Common problems with ad content
- Long chains of dependencies
The waterfall extract opposite (taken from a test in Performance Analyzer) shows how at least ten assets have to be loaded before an ad can be displayed. Many are scripts, which in turn bring in other scripts—all of which have to be loaded, parsed and executed. While this can happen very quickly on a powerful device with a fast connection, it can be much more challenging on a slower mobile device with poor or intermittent connectivity. In the test opposite, the whole process takes about 4 seconds on a desktop PC with a 5Mbps connection.
- Poorly optimized ads
Ads may be oversized for the viewport, contain redundant metadata, or saved in the wrong format (e.g. PNGs for photographic content or JPEGs for simple graphics and text). All of this can make them slow to load and to display, with mobile users again bearing the brunt of any hit to performance.
- Scripts that trigger on certain events
If a script that delivers ad content is dependent on an event, such as DOMContentLoaded or the onload event, this can lead to some serious delays, as anything that holds up those events also holds up your advertising.
- Reflowing content
This is a UX issue that’s guaranteed to turn people off both your content and your ads: someone lands on a news page and starts reading a story, only to lose their place as ads start to drop in and the page layout reflows before their eyes.
Tips for delivering ad content quickly and effectively
Sometimes, you know you’re going to need content from a certain third-party domain, but it’s loaded dynamically, so you can’t predict exactly what that content will be. This is when preconnecting becomes useful. As the name suggests, preconnecting involves making an early connection to a domain, so by the time you come to load the resource, you already have an open connection. This is great for mitigating the risk of slow connect or DNS lookup times and is simple to implement, either through a <link> element or through a response header (the latter enjoys slightly wider browser support).

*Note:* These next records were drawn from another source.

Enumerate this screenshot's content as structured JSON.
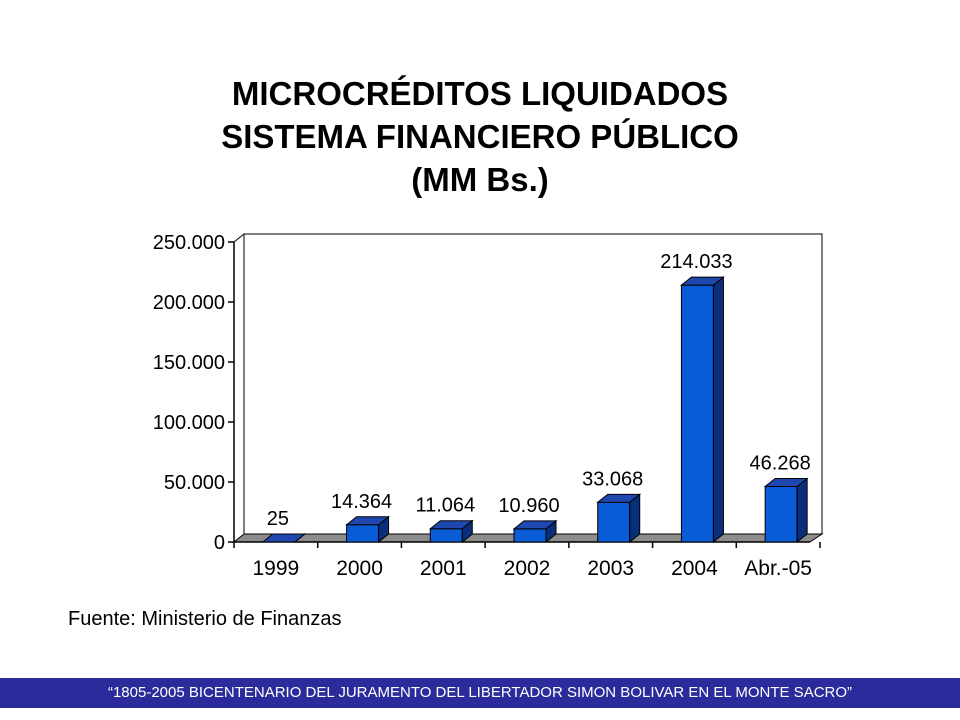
{
  "title": {
    "line1": "MICROCRÉDITOS LIQUIDADOS",
    "line2": "SISTEMA FINANCIERO PÚBLICO",
    "line3": "(MM Bs.)"
  },
  "chart_data": {
    "type": "bar",
    "categories": [
      "1999",
      "2000",
      "2001",
      "2002",
      "2003",
      "2004",
      "Abr.-05"
    ],
    "values": [
      25,
      14364,
      11064,
      10960,
      33068,
      214033,
      46268
    ],
    "data_labels": [
      "25",
      "14.364",
      "11.064",
      "10.960",
      "33.068",
      "214.033",
      "46.268"
    ],
    "ylim": [
      0,
      250000
    ],
    "yticks": [
      0,
      50000,
      100000,
      150000,
      200000,
      250000
    ],
    "ytick_labels": [
      "0",
      "50.000",
      "100.000",
      "150.000",
      "200.000",
      "250.000"
    ],
    "style": "3d",
    "grid": false,
    "colors": {
      "bar_front": "#0a5bd6",
      "bar_side": "#0a2f7a",
      "bar_top": "#1f47b0",
      "floor": "#8c8c8c"
    }
  },
  "source": "Fuente: Ministerio de Finanzas",
  "footer": "“1805-2005 BICENTENARIO DEL JURAMENTO DEL LIBERTADOR SIMON BOLIVAR EN EL MONTE SACRO”"
}
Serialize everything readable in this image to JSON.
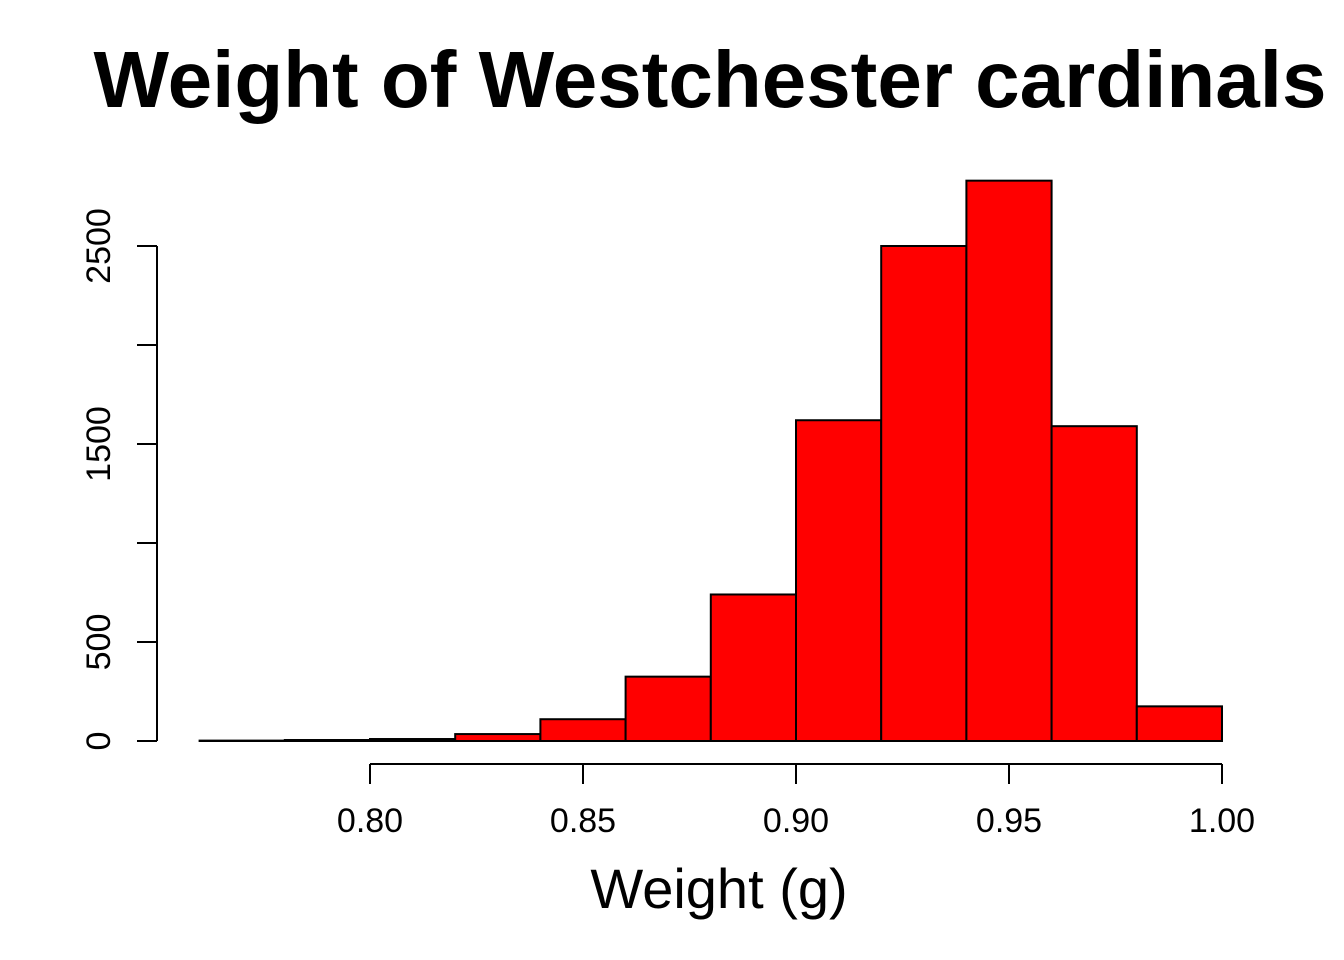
{
  "chart_data": {
    "type": "bar",
    "title": "Weight of Westchester cardinals",
    "xlabel": "Weight (g)",
    "ylabel": "",
    "bin_edges": [
      0.76,
      0.78,
      0.8,
      0.82,
      0.84,
      0.86,
      0.88,
      0.9,
      0.92,
      0.94,
      0.96,
      0.98,
      1.0
    ],
    "values": [
      2,
      5,
      10,
      35,
      110,
      325,
      740,
      1620,
      2500,
      2830,
      1590,
      175
    ],
    "xlim": [
      0.76,
      1.0
    ],
    "ylim": [
      0,
      2900
    ],
    "x_ticks": [
      0.8,
      0.85,
      0.9,
      0.95,
      1.0
    ],
    "x_tick_labels": [
      "0.80",
      "0.85",
      "0.90",
      "0.95",
      "1.00"
    ],
    "y_ticks": [
      0,
      500,
      1000,
      1500,
      2000,
      2500
    ],
    "y_tick_labels": [
      "0",
      "500",
      "",
      "1500",
      "",
      "2500"
    ],
    "bar_color": "#ff0000",
    "grid": false,
    "legend": "none"
  }
}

- Setting and monitoring KPIs
You can’t control exactly what third parties do, but you can track it. By setting KPIs and monitoring what your third-party advertisers are doing, you can begin to police the advertising on your site. The heatmap feature in Performance Analyzer can be particularly useful here. This shows which portions of the viewport are fastest and slowest to render, and you can adjust your KPI using a slider.
- Placeholder content
Rather than changing the page layout dynamically as ads are dropped in, it may be better to ensure that the initial page layout will accommodate them. This can lead to large blocks of white space on your page while people are waiting—in which case, it could be a sign that you need to address one of the previous points! But even this is preferable to content moving around while people are trying to read it. And if people do have to hold on while advertising loads, why not add some first-party placeholder content while they wait?
Love it or hate it, advertising is the lifeblood of the internet. It’s a big part of why we can access so much information with little or no up-front cost. By optimizing its delivery, media owners not only stand to gain in terms of revenue, they can also help to ensure that visitors to their site get the best possible user experience.